I have been asked by our club captain to share my experience of the IOW Marathon. So, how did my race all come about?
The good old fashioned new year’s resolution had struck on this one. The resolution was to lose weight, I was a fairly hefty 96kg in January this year, which is a lot for my tiny 5ft 9 figure! I have always needed a goal to work towards when it comes to losing weight, diets and fads don’t work for me. Maximum effort put in, maximum gains come out.
The ultimate goal was to run the IOW ultra. At the end of April 2017, 15hrs 40 mins 16 secs and 66 miles later it was done. But I needed more goals, my weight goes up and down like a yoyo and I was going to be dammed if I got back to my 96kg self again. Que the IOW marathon.
Probably the hardest part of the lot, I wanted a good time for the level I am currently at which meant I needed to put the time in. Roughly one long run a week of either 17 or 20ish miles. At my level, this is 3 hours on just one run. I found that juggling this with family life and the kids a challenge in itself. I started running at 19:30 on a Thursday night for long runs, just after the kids got to bed, but after six weeks of this it started taking its toll on me. I started to find I was probably not gaining anything by doing it so late and the last 2 weeks of training see me take afternoons off work in order to get more benefit.
Other runs included club nights and lunch time runs at work, I also managed a run first thing on a Saturday. I tried to get a tempo run in once a week and that normally was my club night run. Most of my training weeks were around the 30-mile mark. I had never done a marathon race before, however, I had covered the distance twice in my ultra-training. My best time for a marathon then was 4:45.

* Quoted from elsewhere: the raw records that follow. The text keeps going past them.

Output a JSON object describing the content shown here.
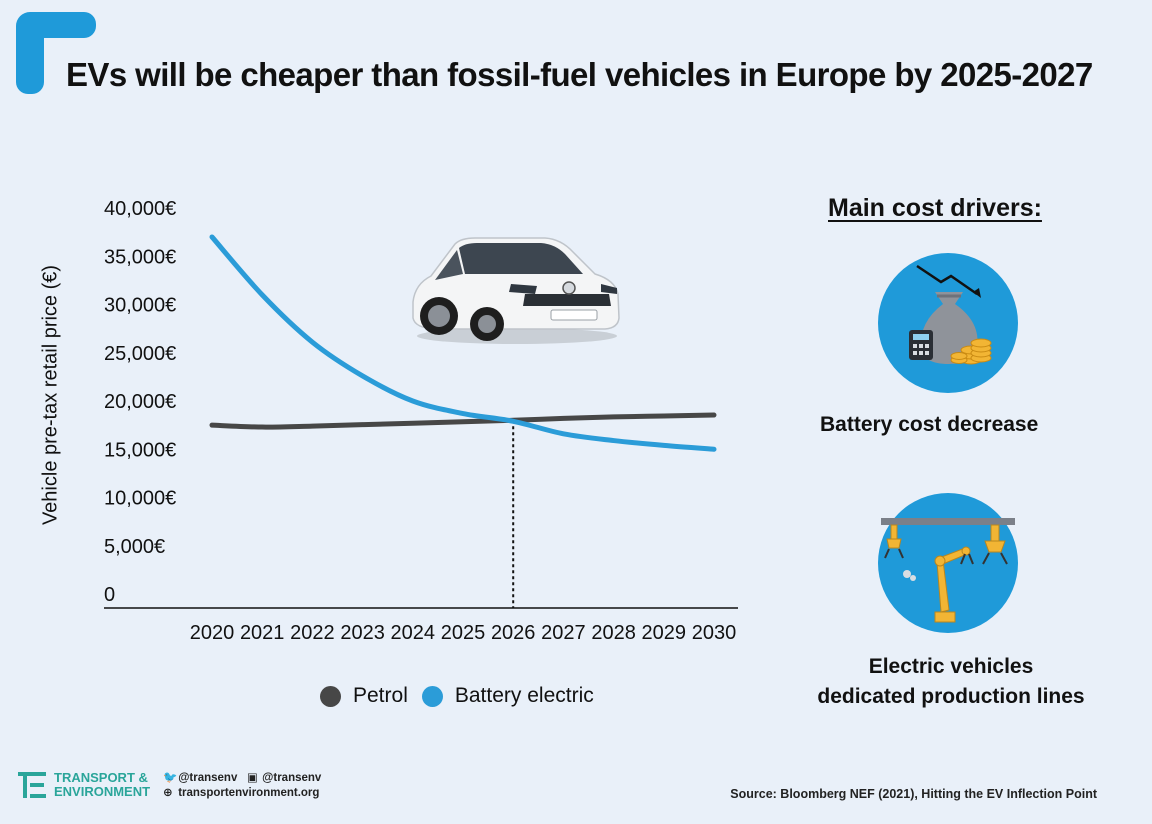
{
  "title": "EVs will be cheaper than fossil-fuel vehicles in Europe by 2025-2027",
  "colors": {
    "accent": "#1f9ad9",
    "petrol": "#474747",
    "electric": "#2b9cd8",
    "background": "#e9f0f9",
    "brand": "#2aa59a"
  },
  "chart_data": {
    "type": "line",
    "ylabel": "Vehicle pre-tax retail price (€)",
    "xlabel": "",
    "ylim": [
      0,
      40000
    ],
    "yticks": [
      0,
      5000,
      10000,
      15000,
      20000,
      25000,
      30000,
      35000,
      40000
    ],
    "ytick_labels": [
      "0",
      "5,000€",
      "10,000€",
      "15,000€",
      "20,000€",
      "25,000€",
      "30,000€",
      "35,000€",
      "40,000€"
    ],
    "x": [
      "2020",
      "2021",
      "2022",
      "2023",
      "2024",
      "2025",
      "2026",
      "2027",
      "2028",
      "2029",
      "2030"
    ],
    "series": [
      {
        "name": "Petrol",
        "values": [
          17500,
          17300,
          17400,
          17550,
          17700,
          17850,
          18000,
          18200,
          18350,
          18450,
          18550
        ]
      },
      {
        "name": "Battery electric",
        "values": [
          37000,
          31000,
          26100,
          22600,
          20000,
          18700,
          17900,
          16600,
          15900,
          15400,
          15000
        ]
      }
    ],
    "crossover_x": "2026",
    "legend_position": "bottom"
  },
  "legend": {
    "petrol": "Petrol",
    "electric": "Battery electric"
  },
  "drivers": {
    "title": "Main cost drivers:",
    "items": [
      {
        "label": "Battery cost decrease",
        "icon": "money-bag-down-icon"
      },
      {
        "label_line1": "Electric vehicles",
        "label_line2": "dedicated production lines",
        "icon": "robot-arms-icon"
      }
    ]
  },
  "footer": {
    "org_line1": "TRANSPORT &",
    "org_line2": "ENVIRONMENT",
    "twitter": "@transenv",
    "facebook": "@transenv",
    "website": "transportenvironment.org",
    "source": "Source: Bloomberg NEF (2021), Hitting the EV Inflection Point"
  }
}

I had a wobble on the Thursday before the race, my body did not feel right and I just felt drained. I had the day off sick (I had never taken a day off sick prior!) and thankfully sorted myself out. On the Sunday morning, I had my final bowl of carbs and got myself at the start line, I wanted under 4 hours which I felt was achievable. That is an average pace of just over 9 min miles. I set off around 8 min miles, in hind sight this may have been too quick as I later found out.
At the 3 mile mark I caught up with the eventual first lady home of the race. Her name was Hayley, I stuck with Hayley up to mile 14 which is when I felt the onset of cramp coming so had to slow down. I will never forget Hayley, everybody knows her, walkers, runners, cyclists, cars, in fact, just by mile 6 I thought about changing my name to Hayley!
I got myself up to mile 18 and the cramp finally caught me, I had to stop and stretch for a min or so, ever so conscious of the clock ticking. A couple at the side of the road offered me some water and I gladly necked half a bottle. A quick thankyou and off I went in the hunt of the finish line. I found myself running on my own around the 16-mile mark, but after my spat of cramp I started to get lonely. It was starting to hit me and I had to keep thinking about the next water/sponge station where I would have contact and cheers.
This is where Nigel Eldridge gave me a nice boost around the 23m mark. After that little boost I then sort of got moving. Sort of because It was all hills, I was sick of hills, I was tired, and I wanted to finish. The boost came from all the people not used to hills. I managed to keep running where others were not and I was able to pass 4 people on this nasty final hill stage. At the top of the hill into Cowes I met Sally Roberts and Rosie Eldridge, another huge boost that got me through the final stage.
It was at this point that I knew the finish was near and although fighting cramp, I did not want to lose my place. Consistently checking over my shoulder looking for anybody trying to sneak up on me I kept a good pace for the last mile. Thankfully, I was well clear and I finished just under 3 hr 47min.
A marathon is not for the faint hearted, the time to train is draining. But the result and feeling you get at the end is indescribable. A sense of achievement. And it leaves me to want more. I have been running for 10 months now, I know I can run, I now need to work on my speed.
I am signed up for next year’s IOW ultra and I want a top ten finish, I already have next year’s half marathon in mind, I feel I can get this under 1 hr 30m. And then I shall no doubt be doing the marathon again. Sub 3:45 will be the goal, but if the ultra-training goes well, there should be no reason why I can’t go for sub 3:30.